Standard Chartered Shanghai Towers at night

Shares in Standard Chartered slid to their lowest level in five-and-a-half years on Thursday after reports that US authorities had reopened an investigation into the bank over breaching sanctions with Iran.

Amid lingering anxiety about the capital position of the emerging markets-focused bank, its shares slumped 5% to 943p – a level last seen in April 2009.

It escalated a fall that began on Tuesday when the London-listed bank’s boss, Peter Sands, admitted it could not achieve its profits promises for the year.

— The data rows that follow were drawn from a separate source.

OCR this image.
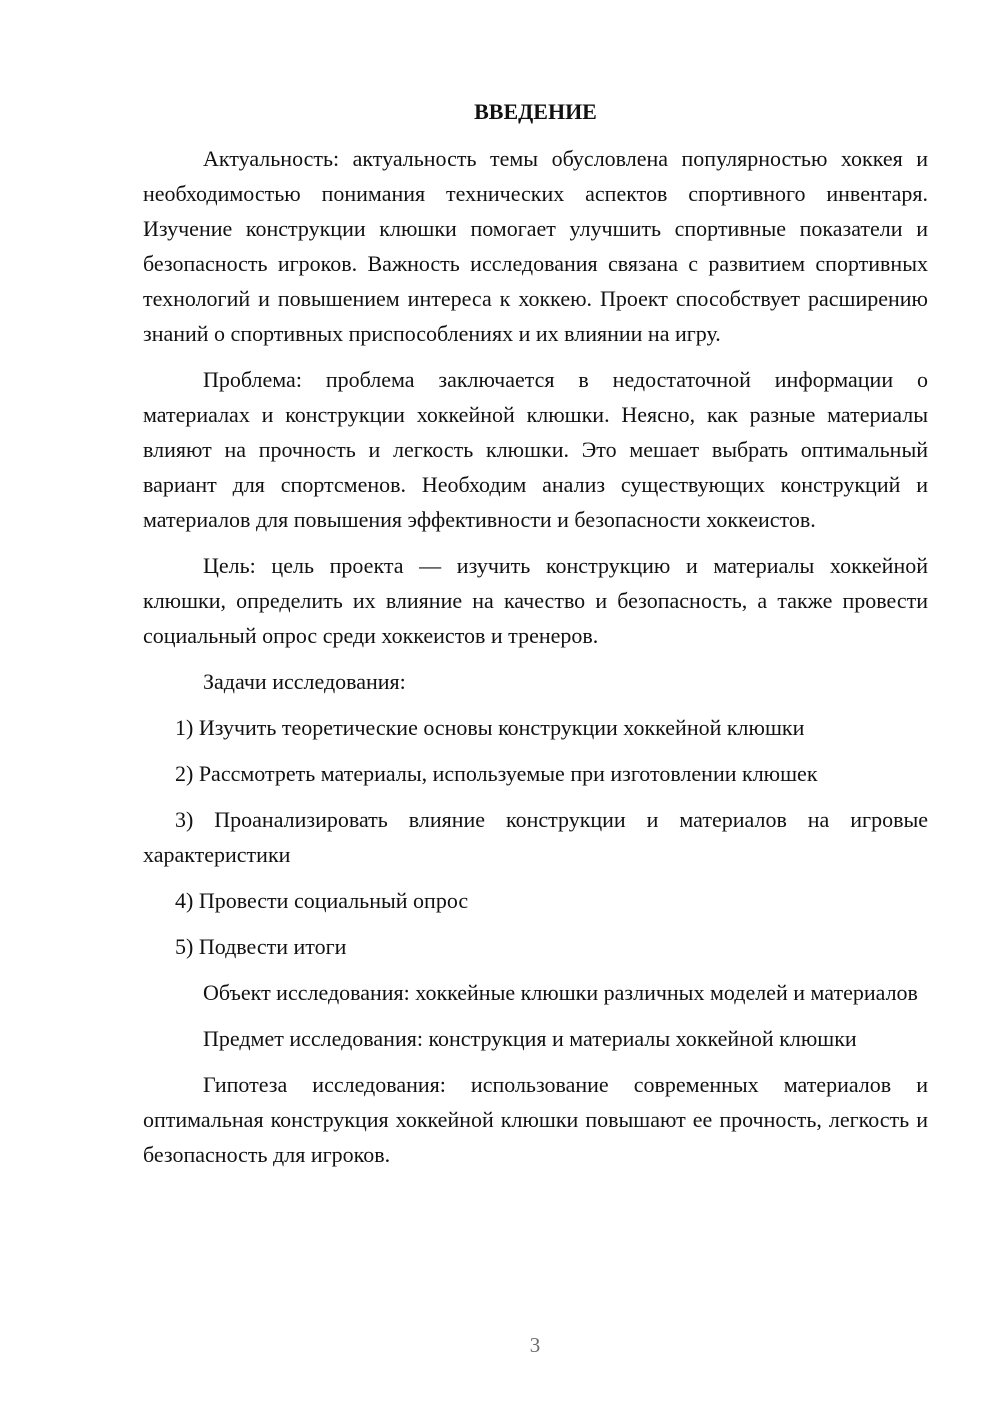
ВВЕДЕНИЕ

Актуальность: актуальность темы обусловлена популярностью хоккея и необходимостью понимания технических аспектов спортивного инвентаря. Изучение конструкции клюшки помогает улучшить спортивные показатели и безопасность игроков. Важность исследования связана с развитием спортивных технологий и повышением интереса к хоккею. Проект способствует расширению знаний о спортивных приспособлениях и их влиянии на игру.

Проблема: проблема заключается в недостаточной информации о материалах и конструкции хоккейной клюшки. Неясно, как разные материалы влияют на прочность и легкость клюшки. Это мешает выбрать оптимальный вариант для спортсменов. Необходим анализ существующих конструкций и материалов для повышения эффективности и безопасности хоккеистов.

Цель: цель проекта — изучить конструкцию и материалы хоккейной клюшки, определить их влияние на качество и безопасность, а также провести социальный опрос среди хоккеистов и тренеров.

Задачи исследования:

1) Изучить теоретические основы конструкции хоккейной клюшки

2) Рассмотреть материалы, используемые при изготовлении клюшек

3) Проанализировать влияние конструкции и материалов на игровые характеристики

4) Провести социальный опрос

5) Подвести итоги

Объект исследования: хоккейные клюшки различных моделей и материалов

Предмет исследования: конструкция и материалы хоккейной клюшки

Гипотеза исследования: использование современных материалов и оптимальная конструкция хоккейной клюшки повышают ее прочность, легкость и безопасность для игроков.

3
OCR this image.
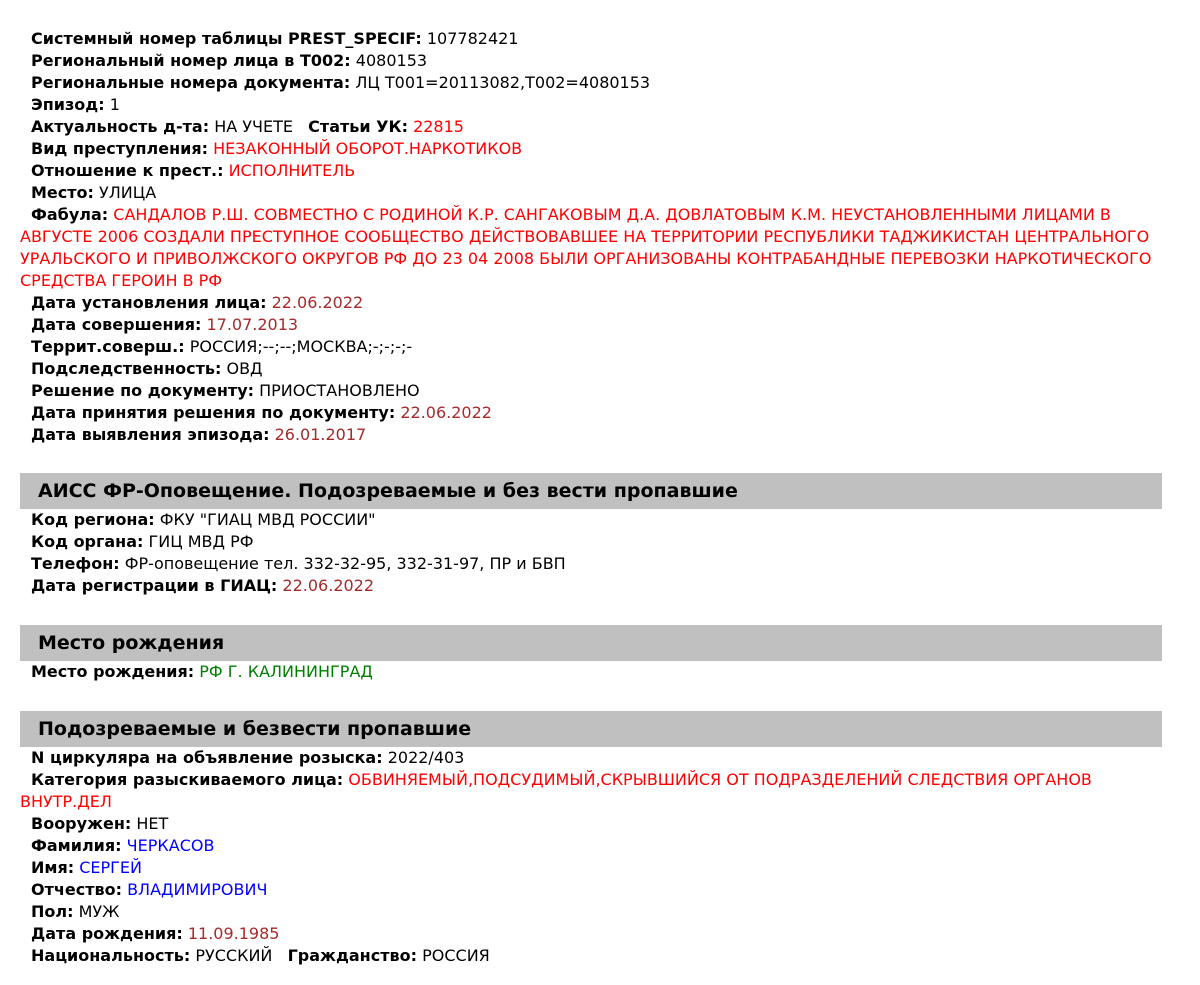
Системный номер таблицы PREST_SPECIF: 107782421
Региональный номер лица в Т002: 4080153
Региональные номера документа: ЛЦ Т001=20113082,Т002=4080153
Эпизод: 1
Актуальность д-та: НА УЧЕТЕ Статьи УК: 22815
Вид преступления: НЕЗАКОННЫЙ ОБОРОТ.НАРКОТИКОВ
Отношение к прест.: ИСПОЛНИТЕЛЬ
Место: УЛИЦА
Фабула: САНДАЛОВ Р.Ш. СОВМЕСТНО С РОДИНОЙ К.Р. САНГАКОВЫМ Д.А. ДОВЛАТОВЫМ К.М. НЕУСТАНОВЛЕННЫМИ ЛИЦАМИ В АВГУСТЕ 2006 СОЗДАЛИ ПРЕСТУПНОЕ СООБЩЕСТВО ДЕЙСТВОВАВШЕЕ НА ТЕРРИТОРИИ РЕСПУБЛИКИ ТАДЖИКИСТАН ЦЕНТРАЛЬНОГО УРАЛЬСКОГО И ПРИВОЛЖСКОГО ОКРУГОВ РФ ДО 23 04 2008 БЫЛИ ОРГАНИЗОВАНЫ КОНТРАБАНДНЫЕ ПЕРЕВОЗКИ НАРКОТИЧЕСКОГО СРЕДСТВА ГЕРОИН В РФ
Дата установления лица: 22.06.2022
Дата совершения: 17.07.2013
Террит.соверш.: РОССИЯ;--;--;МОСКВА;-;-;-;-
Подследственность: ОВД
Решение по документу: ПРИОСТАНОВЛЕНО
Дата принятия решения по документу: 22.06.2022
Дата выявления эпизода: 26.01.2017
АИСС ФР-Оповещение. Подозреваемые и без вести пропавшие
Код региона: ФКУ "ГИАЦ МВД РОССИИ"
Код органа: ГИЦ МВД РФ
Телефон: ФР-оповещение тел. 332-32-95, 332-31-97, ПР и БВП
Дата регистрации в ГИАЦ: 22.06.2022
Место рождения
Место рождения: РФ Г. КАЛИНИНГРАД
Подозреваемые и безвести пропавшие
N циркуляра на объявление розыска: 2022/403
Категория разыскиваемого лица: ОБВИНЯЕМЫЙ,ПОДСУДИМЫЙ,СКРЫВШИЙСЯ ОТ ПОДРАЗДЕЛЕНИЙ СЛЕДСТВИЯ ОРГАНОВ ВНУТР.ДЕЛ
Вооружен: НЕТ
Фамилия: ЧЕРКАСОВ
Имя: СЕРГЕЙ
Отчество: ВЛАДИМИРОВИЧ
Пол: МУЖ
Дата рождения: 11.09.1985
Национальность: РУССКИЙ Гражданство: РОССИЯ
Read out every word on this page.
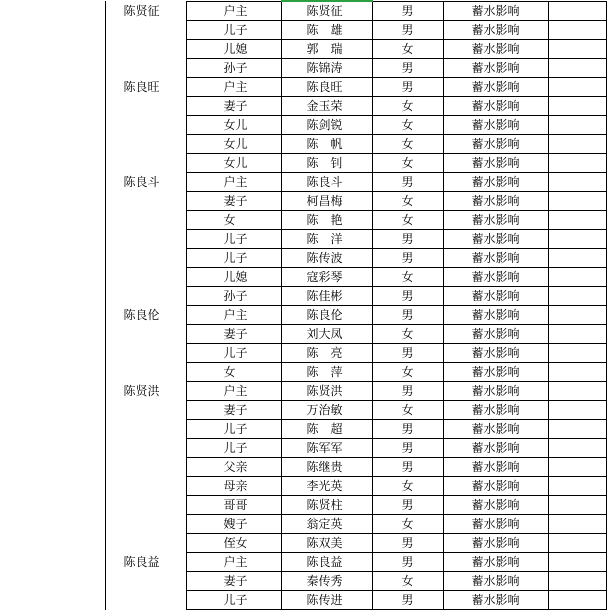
	陈贤征	户主	陈贤征	男	蓄水影响	
		儿子	陈　雄	男	蓄水影响	
		儿媳	郭　瑞	女	蓄水影响	
		孙子	陈锦涛	男	蓄水影响	
	陈良旺	户主	陈良旺	男	蓄水影响	
		妻子	金玉荣	女	蓄水影响	
		女儿	陈剑锐	女	蓄水影响	
		女儿	陈　帆	女	蓄水影响	
		女儿	陈　钊	女	蓄水影响	
	陈良斗	户主	陈良斗	男	蓄水影响	
		妻子	柯昌梅	女	蓄水影响	
		女	陈　艳	女	蓄水影响	
		儿子	陈　洋	男	蓄水影响	
		儿子	陈传波	男	蓄水影响	
		儿媳	寇彩琴	女	蓄水影响	
		孙子	陈佳彬	男	蓄水影响	
	陈良伦	户主	陈良伦	男	蓄水影响	
		妻子	刘大凤	女	蓄水影响	
		儿子	陈　亮	男	蓄水影响	
		女	陈　萍	女	蓄水影响	
	陈贤洪	户主	陈贤洪	男	蓄水影响	
		妻子	万治敏	女	蓄水影响	
		儿子	陈　超	男	蓄水影响	
		儿子	陈军军	男	蓄水影响	
		父亲	陈继贵	男	蓄水影响	
		母亲	李光英	女	蓄水影响	
		哥哥	陈贤柱	男	蓄水影响	
		嫂子	翁定英	女	蓄水影响	
		侄女	陈双美	男	蓄水影响	
	陈良益	户主	陈良益	男	蓄水影响	
		妻子	秦传秀	女	蓄水影响	
		儿子	陈传进	男	蓄水影响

The continued slide in the share price – down more than 30% this year – piles further pressure on Sands as he prepares to meet the bank’s investors in Hong Kong next month, where he is expected to face questions about strategy and the bank’s capital position. The FTSE 100 index is down just over 4% over the same period.

When the bank released its third quarter figures earlier this week, Sands had to concede that the bank would not be able to report higher profits for the second half of the year as he had previously pledged.

Reports that the US regulators, which fined Standard Chartered £415m in 2012 for breaching sanctions with Iran, had reopened their investigation was also said to have sparked fresh anxiety in the markets.

Neither the US department of justice or the New York department of financial services would comment on the reports that they were now looking again at the case.

In August, Standard Chartered had warned it could face fresh fines from US authorities and a possible extension of a two-year deferred prosecution agreement due to expire at the end of the year.

The bank would not comment on the reports or the market reaction but referred back to the last comments in August.

“We do not comment on media or market speculation; however, we direct your attention to the regulatory compliance disclosures in our 2014 half-year report. Improvement of our sanctions and anti-money laundering systems and training is a top priority for the Bank and will remain so,” a spokesman said.

According to reports, the US authorities are looking at whether Standard Chartered hid transactions that were in breach of the sanctions at the time of 2012 settlement. Since then, the bank has had further run-ins with regulators, including being forced to retract comments by chairman Sir Jon Peace in March 2013 after he described the sanctions breaches as “clerical errors”.

The bank also insists it is well capitalised and well within regulatory limits, although one shareholder said: “There is a strong growing belief that it needs more capital.”

Ian Gordon, banks analyst at Investec, said bad debts would need to “explode” before capital became an issue for the bank.